The data structure should be chosen by taking into consideration what kind of read/write access will be required. For instance, file systems are not good at answering the question "what is the most recent file in this folder" (they don't have an index on dates). And, it seems to me that we are frequently going to have to make such queries, for instance to get the latest version of a content element.

I think we all agree that accounting for read/write data access patterns is critical, and was much of the focus of issues #16 and #26. Accounting for the dependencies (and transitive dependencies of dependencies) is part of the motivation for having all that information stored in a single snapshot summary file, so that we can get that sort of data for any given BundleVersion with a single file request.

Also, frankly, with the amount of content that edX has, using an object store is just way cheaper than paying for the equivalent amount of database storage.

Filesystems are bad at searching: will we have to rely on a grep-like tool (i.e: slow) when searching for content?

Search capabilities will be provided by Elasticsearch, which we would still have used even if we went with a more SQL-based solution. We'll eventually want to index a bunch of things (PDF files, subtitles, etc.) and MySQL's full text search capabilities are pretty limited.

Separating data in two different storage systems (filesystem and SQL db) requires some synchronization, which is a hard problem.

Yeah.
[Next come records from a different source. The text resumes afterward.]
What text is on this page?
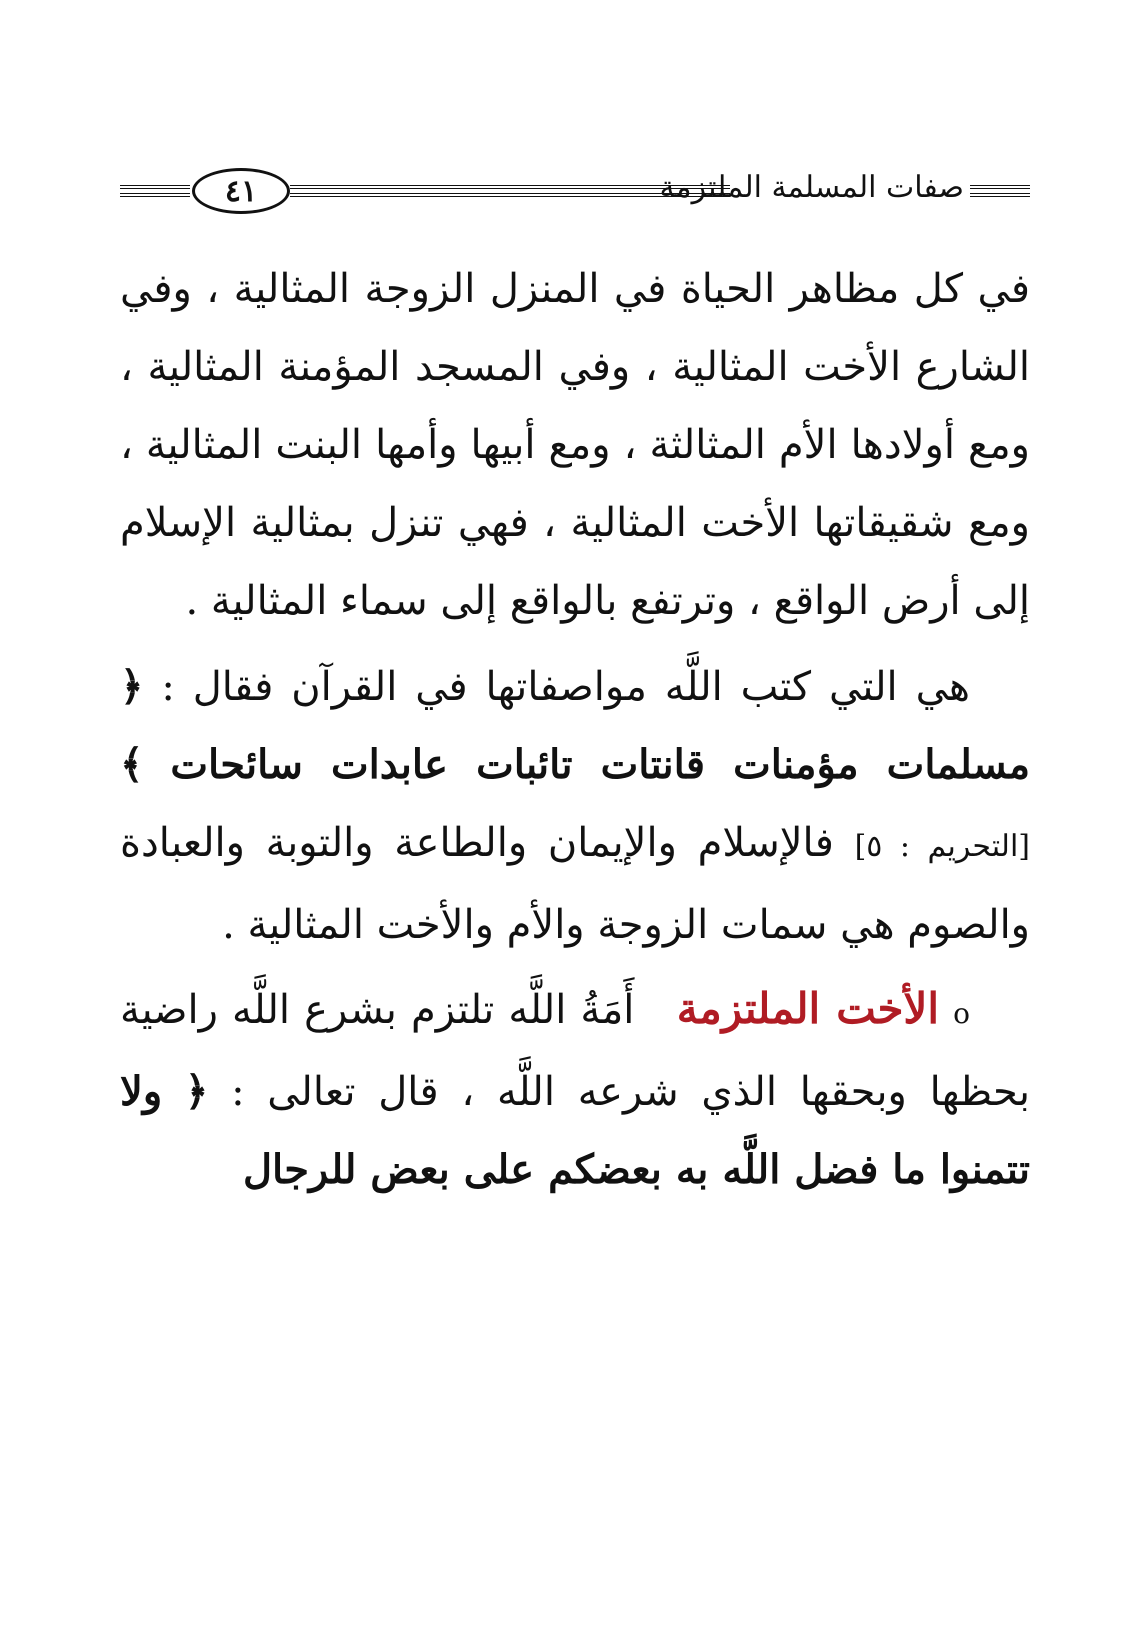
٤١	صفات المسلمة الملتزمة

في كل مظاهر الحياة في المنزل الزوجة المثالية ، وفي الشارع الأخت المثالية ، وفي المسجد المؤمنة المثالية ، ومع أولادها الأم المثالثة ، ومع أبيها وأمها البنت المثالية ، ومع شقيقاتها الأخت المثالية ، فهي تنزل بمثالية الإسلام إلى أرض الواقع ، وترتفع بالواقع إلى سماء المثالية .

هي التي كتب اللَّه مواصفاتها في القرآن فقال : ﴿ مسلمات مؤمنات قانتات تائبات عابدات سائحات ﴾ [التحريم : ٥] فالإسلام والإيمان والطاعة والتوبة والعبادة والصوم هي سمات الزوجة والأم والأخت المثالية .

ο الأخت الملتزمة   أَمَةُ اللَّه تلتزم بشرع اللَّه راضية بحظها وبحقها الذي شرعه اللَّه ، قال تعالى : ﴿ ولا تتمنوا ما فضل اللَّه به بعضكم على بعض للرجال
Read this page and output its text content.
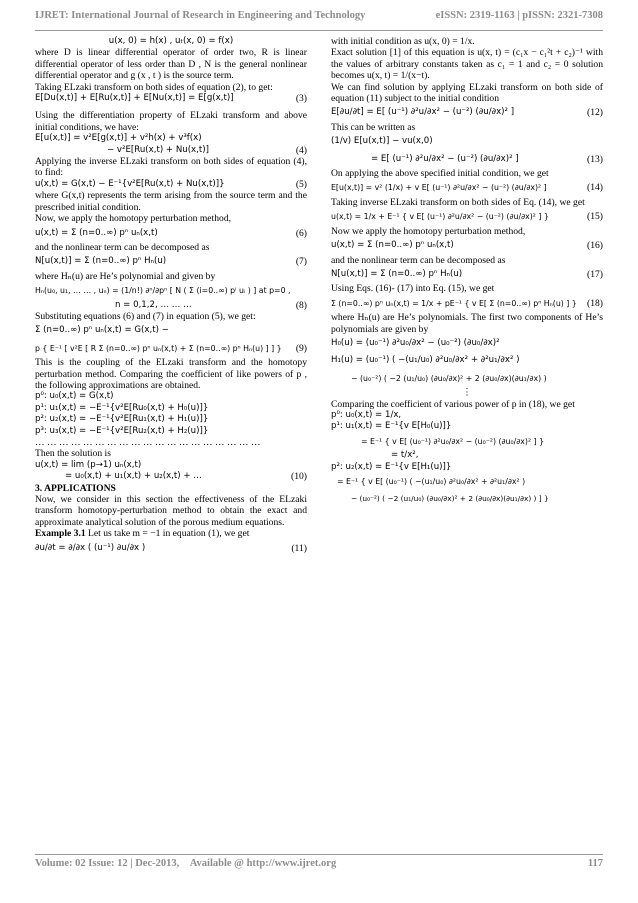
IJRET: International Journal of Research in Engineering and Technology	eISSN: 2319-1163 | pISSN: 2321-7308
u(x, 0) = h(x) , uₜ(x, 0) = f(x)
where D is linear differential operator of order two, R is linear differential operator of less order than D , N is the general nonlinear differential operator and g (x , t ) is the source term.
Taking ELzaki transform on both sides of equation (2), to get:
E[Du(x,t)] + E[Ru(x,t)] + E[Nu(x,t)] = E[g(x,t)]	(3)
Using the differentiation property of ELzaki transform and above initial conditions, we have:
E[u(x,t)] = v²E[g(x,t)] + v²h(x) + v³f(x)
− v²E[Ru(x,t) + Nu(x,t)]	(4)
Applying the inverse ELzaki transform on both sides of equation (4), to find:
u(x,t) = G(x,t) − E⁻¹{v²E[Ru(x,t) + Nu(x,t)]}	(5)
where G(x,t) represents the term arising from the source term and the prescribed initial condition.
Now, we apply the homotopy perturbation method,
u(x,t) = Σ (n=0..∞) pⁿ uₙ(x,t)	(6)
and the nonlinear term can be decomposed as
N[u(x,t)] = Σ (n=0..∞) pⁿ Hₙ(u)	(7)
where Hₙ(u) are He’s polynomial and given by
Hₙ(u₀, u₁, … … , uₙ) = (1/n!) ∂ⁿ/∂pⁿ [ N ( Σ (i=0..∞) pⁱ uᵢ ) ] at p=0 ,
n = 0,1,2, … … …	(8)
Substituting equations (6) and (7) in equation (5), we get:
Σ (n=0..∞) pⁿ uₙ(x,t) = G(x,t) −
p { E⁻¹ [ v²E [ R Σ (n=0..∞) pⁿ uₙ(x,t) + Σ (n=0..∞) pⁿ Hₙ(u) ] ] }	(9)
This is the coupling of the ELzaki transform and the homotopy perturbation method. Comparing the coefficient of like powers of p , the following approximations are obtained.
p⁰: u₀(x,t) = G(x,t)
p¹: u₁(x,t) = −E⁻¹{v²E[Ru₀(x,t) + H₀(u)]}
p²: u₂(x,t) = −E⁻¹{v²E[Ru₁(x,t) + H₁(u)]}
p³: u₃(x,t) = −E⁻¹{v²E[Ru₂(x,t) + H₂(u)]}
… … … … … … … … … … … … … … … … … … …
Then the solution is
u(x,t) = lim (p→1) uₙ(x,t)
= u₀(x,t) + u₁(x,t) + u₂(x,t) + …	(10)
3. APPLICATIONS
Now, we consider in this section the effectiveness of the ELzaki transform homotopy-perturbation method to obtain the exact and approximate analytical solution of the porous medium equations.
Example 3.1 Let us take m = −1 in equation (1), we get
∂u/∂t = ∂/∂x ( (u⁻¹) ∂u/∂x )	(11)
with initial condition as u(x, 0) = 1/x.
Exact solution [1] of this equation is u(x, t) = (c₁x − c₁²t + c₂)⁻¹ with the values of arbitrary constants taken as c₁ = 1 and c₂ = 0 solution becomes u(x, t) = 1/(x−t).
We can find solution by applying ELzaki transform on both side of equation (11) subject to the initial condition
E[∂u/∂t] = E[ (u⁻¹) ∂²u/∂x² − (u⁻²) (∂u/∂x)² ]	(12)
This can be written as
(1/v) E[u(x,t)] − vu(x,0)
= E[ (u⁻¹) ∂²u/∂x² − (u⁻²) (∂u/∂x)² ]	(13)
On applying the above specified initial condition, we get
E[u(x,t)] = v² (1/x) + v E[ (u⁻¹) ∂²u/∂x² − (u⁻²) (∂u/∂x)² ]	(14)
Taking inverse ELzaki transform on both sides of Eq. (14), we get
u(x,t) = 1/x + E⁻¹ { v E[ (u⁻¹) ∂²u/∂x² − (u⁻²) (∂u/∂x)² ] }	(15)
Now we apply the homotopy perturbation method,
u(x,t) = Σ (n=0..∞) pⁿ uₙ(x,t)	(16)
and the nonlinear term can be decomposed as
N[u(x,t)] = Σ (n=0..∞) pⁿ Hₙ(u)	(17)
Using Eqs. (16)- (17) into Eq. (15), we get
Σ (n=0..∞) pⁿ uₙ(x,t) = 1/x + pE⁻¹ { v E[ Σ (n=0..∞) pⁿ Hₙ(u) ] }	(18)
where Hₙ(u) are He’s polynomials. The first two components of He’s polynomials are given by
H₀(u) = (u₀⁻¹) ∂²u₀/∂x² − (u₀⁻²) (∂u₀/∂x)²
H₁(u) = (u₀⁻¹) ( −(u₁/u₀) ∂²u₀/∂x² + ∂²u₁/∂x² )
− (u₀⁻²) ( −2 (u₁/u₀) (∂u₀/∂x)² + 2 (∂u₀/∂x)(∂u₁/∂x) )
⋮
Comparing the coefficient of various power of p in (18), we get
p⁰: u₀(x,t) = 1/x,
p¹: u₁(x,t) = E⁻¹{v E[H₀(u)]}
= E⁻¹ { v E[ (u₀⁻¹) ∂²u₀/∂x² − (u₀⁻²) (∂u₀/∂x)² ] }
= t/x²,
p²: u₂(x,t) = E⁻¹{v E[H₁(u)]}
= E⁻¹ { v E[ (u₀⁻¹) ( −(u₁/u₀) ∂²u₀/∂x² + ∂²u₁/∂x² )
− (u₀⁻²) ( −2 (u₁/u₀) (∂u₀/∂x)² + 2 (∂u₀/∂x)(∂u₁/∂x) ) ] }
Volume: 02 Issue: 12 | Dec-2013, Available @ http://www.ijret.org	117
We somewhat mitigate this by having it so that the database entries are more or less pointers to immutable file system snapshots (with some deduplication on the snapshot side so we don't make useless copies of files that don't change between versions). So the synchronization is one way in that sense -- we first build a Snapshot at the file system level, and then point to it with a BundleVersion at the database level. If a failure happens halfway through the process, we might have created a Snapshot that never gets pointed to. But it's orphaned data that will be ignored, as opposed to having something two-way where conflicts can arise.

Is it going to be a requirement for large Open edX platforms to have an object storage platform like S3 to store assets? Filesystems are bad at storing many files per folder; does it mean that object storage is the only way to go?

I think that object storage will be the preferred deployment method for most folks, but it should work with filesystems. The current design already groups data files by Bundle, and so would require that the file system support ~10K files in a given folder to yield decent performance with large courses. My understanding is that this is okay for modern filesystems. If it's not, we can further sub-divide the files by prefix, so that instead of raw data files being a "xxxxxxxxxxxxxxxxxxxxxxxxxxxxx..." file, they can be "xxxxx/xxxxx/xxxxx/xxxxx..." etc.

I'm really not familiar with how Django implements its file-based storage API or large directory performance with more recent file systems (I have definitely been bit by that back in the ext2 days). What file systems are you thinking of, and what are the practical limits we should take into account?

Files don't have schema: one of the current major issues with xblocks is that they are extremely difficult to migrate, whenever their definition changes. Backward compatibility becomes very hard to maintain. Files have the same problem.

I completely agree, but addressing that is not a goal we have for Blockstore. I think that explicit versioning is something that's going to have to be added to the serialization format, but that's a whole separate topic. Blockstore is intended to be a dumb storage layer, with XBlock understanding happening at the caller level (so we don't get another giant Modulestore mess of coupled storage/XBlock logic).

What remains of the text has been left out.